UNDER the uncompromising and aggressive logic perpetrated in Theatre Workshop's D.A.R.E., there is a sense that condemning Robert Rae's show out of hand would give the participants more satisfaction than a mealynouthed approval that took proper liberal account of the participants' physical disabilities. Luckily such a choice does not come up. Apart from the occasionally dragging pace (ironically a result of its use of computer technology),'D.A.R.E. is by any standards a galvanising and brilliantly inclusive act of political theatre, guaranteed to draw a line in the way its' audience considers disability. At times you worry that it doth protest too much in its assumption that non-disabled life is entirely populated by patronising body-fascists, but this virulent, scattershot approach ensures that targets are comprehensively hit.
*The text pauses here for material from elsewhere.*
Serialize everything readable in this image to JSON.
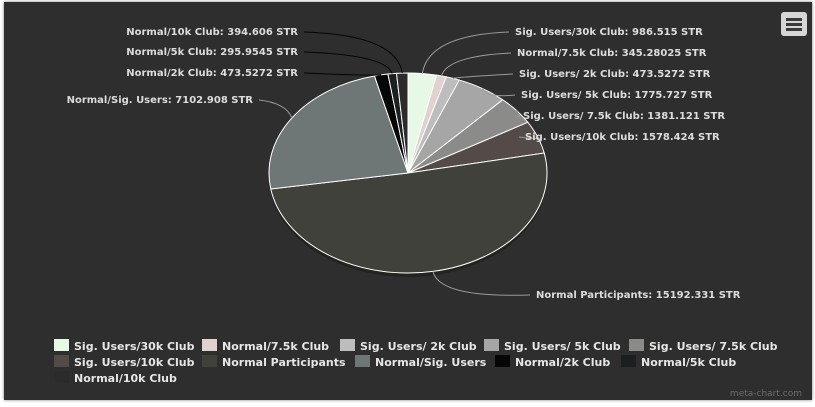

D.A.R.E. stands for the Disabled Anarchists Revolutionary Enclave, a group of cyber-rebels with mythical names who plot and execute extreme acts against what they perceive as a growing perception that the age of designer genetics is already being applied to the eradication of the genes that cause disease and physical incapacity. The four characters, thoroughly inhabited by Nabil Shaban, John Hollywood, Jim McSharry and Daryl Beeton, have their own agendas, cunningly and often very powerfully organised in the devised computer screen andive-action script, and although they are bitterly divided over each other's motivation, they come together to proclaim the right for disabled people to escape the stigma of humans gone wrong. Their point - that it is often the best intentioned people who reinforce such a consensus most securely - is a difficult one to absorb, and the show's success is measured by the thoroughness and angry grace with which it rams the truth home.